The original game had you playing as God, smiting human after human trying to build the fabled Tower of Babel. Being a book of Genesis God, you don’t like this one bit, and so, using your divine control of the elements, (fire, wind, water and earth) you wreak havoc on those poor Babylonians.
I don’t know what God has against towers. Maybe its a phallic thing |
The main difference from the first game, sparing the 3D makeover, is the diminished number of powers available to you. While you still have the ability to use the four elements (although only two are available each level) only two attacks exist for each, and these attacks are the same for each. Aiming with your right hand (on the Kinect), you can either slam down with your left hand to do a ‘squashing’ attack which kills either a targeted person or area, or push forward with it, which releases a ‘trail’ attack that follows your right hand and destroys everything in its path. The former manifest themselves as boulders, fireballs, lightening strikes and rainclouds (which slow the enemy down), and the latter as earthquakes, walls of fire, tornadoes and blizzards.
Unfortunately, the Kinect has yet to be perfected once again, as the controls for this game are clumsy and uncomfortable. While you get used to the main controls mentioned above, to switch between elements requires you to clap your hands once. (Or say “switch elements” but the voice recognition was naff and that didn’t work a single time) However, clapping your hands requires you to, well... Move your hands. And so when you go to put them back in their original position, the game misinterprets that as an attack, and can get frustrating seeing as each attack costs mana to use which regenerates over time.
Try not to think about the thousands you’re burning alive while playing this game |
This, however, is the only difficult part of the game. Switching to controller mode (which is necessary if you want to play the split-screen multiplayer) abolishes that difficulty immediately, and the game, especially the survival mode, simply boils down to how long you can play before you get so bored you simply give up.
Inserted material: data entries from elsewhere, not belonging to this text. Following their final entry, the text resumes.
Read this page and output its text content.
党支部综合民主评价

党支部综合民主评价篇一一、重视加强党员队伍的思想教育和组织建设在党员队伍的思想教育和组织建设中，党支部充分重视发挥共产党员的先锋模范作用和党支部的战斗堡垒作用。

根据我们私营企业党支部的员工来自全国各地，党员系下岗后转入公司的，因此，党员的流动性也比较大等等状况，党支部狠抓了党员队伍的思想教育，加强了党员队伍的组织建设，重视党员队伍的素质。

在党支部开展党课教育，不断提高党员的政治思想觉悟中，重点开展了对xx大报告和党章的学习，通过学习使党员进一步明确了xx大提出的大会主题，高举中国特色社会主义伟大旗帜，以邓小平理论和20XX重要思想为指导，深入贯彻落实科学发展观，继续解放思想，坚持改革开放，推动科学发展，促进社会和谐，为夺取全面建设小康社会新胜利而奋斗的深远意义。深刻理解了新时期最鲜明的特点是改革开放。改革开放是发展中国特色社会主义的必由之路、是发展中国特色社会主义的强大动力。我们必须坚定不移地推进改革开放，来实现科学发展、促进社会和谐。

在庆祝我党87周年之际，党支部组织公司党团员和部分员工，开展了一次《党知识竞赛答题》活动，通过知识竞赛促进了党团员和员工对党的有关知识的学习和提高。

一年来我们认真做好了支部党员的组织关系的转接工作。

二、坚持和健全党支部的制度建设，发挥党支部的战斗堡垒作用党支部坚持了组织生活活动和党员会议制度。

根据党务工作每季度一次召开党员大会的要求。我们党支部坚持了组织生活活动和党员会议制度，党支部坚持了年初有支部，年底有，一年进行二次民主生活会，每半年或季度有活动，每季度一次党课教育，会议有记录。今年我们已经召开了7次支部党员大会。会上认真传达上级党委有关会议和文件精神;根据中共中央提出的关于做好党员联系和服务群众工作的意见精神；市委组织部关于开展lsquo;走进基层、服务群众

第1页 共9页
The game throws ‘Priests’ at you, who create shields against certain elements, and little curse-pot-things that block your abilities for a limited time, but even then, you’re more likely to get arm ache than fail a level, which are won by completing objectives such as ‘kill x people’, or ‘last for x amount of time’.
While there are special moves that you can use by filling up a meter on the bottom of the screen, you are ultimately left feeling pretty powerless for God. The most powerful attack in your arsenal is the special move for water; the flood. This drowns pretty much everyone on screen and is excellent for racking up points. On the flip side of this though, the raincloud does nothing but slow the Babylonians down. You can’t help but get the feeling that an omnipotent being can do slightly more than make people damp.
There’s an achievement for hurling a Babylonian more than 50m in the air. It’s called “sadistic bastard” |
While the game does have its moments (it is amusing to sent 50 little guys flying with an earthquake), you can’t shake off the feeling of lazyness on the developers part. There is no mixing of elements - Water doesn’t put out fire or conduct electricity, and you can’t make flaming tornadoes of death by combining the two together. Also, there is only one goddamn screeching sound for every single death and so when killing everyone on screen, the game just sounds like a laggy echo. For those of you that have played the Likitung mini-game on Pokemon stadium, you know what I’m taking about. There is also the problem of the green and yellow and yellow and red shields conjured by the priests looking annoyingly similar. For a game that only has four coloured attacks, they could have tried to make it more distinguishable. I get the feeling that it will be almost unplayable for colour blind gamers.
The game feels more like a web browser game than a console feature. There is only one thing you can do in the game, and that thing quickly becomes boring. While there is a multiplayer mode, there is no real difference to the gameplay other than having someone suffer it with you. This game probably works very well on a phone, but transferring it to a console was a bad move, and implementing the Kinect is simply unfathomable.
Platform Played: Xbox 360
TOP GAME MOMENT
The pure evil that is the joy of drowning hundreds of people.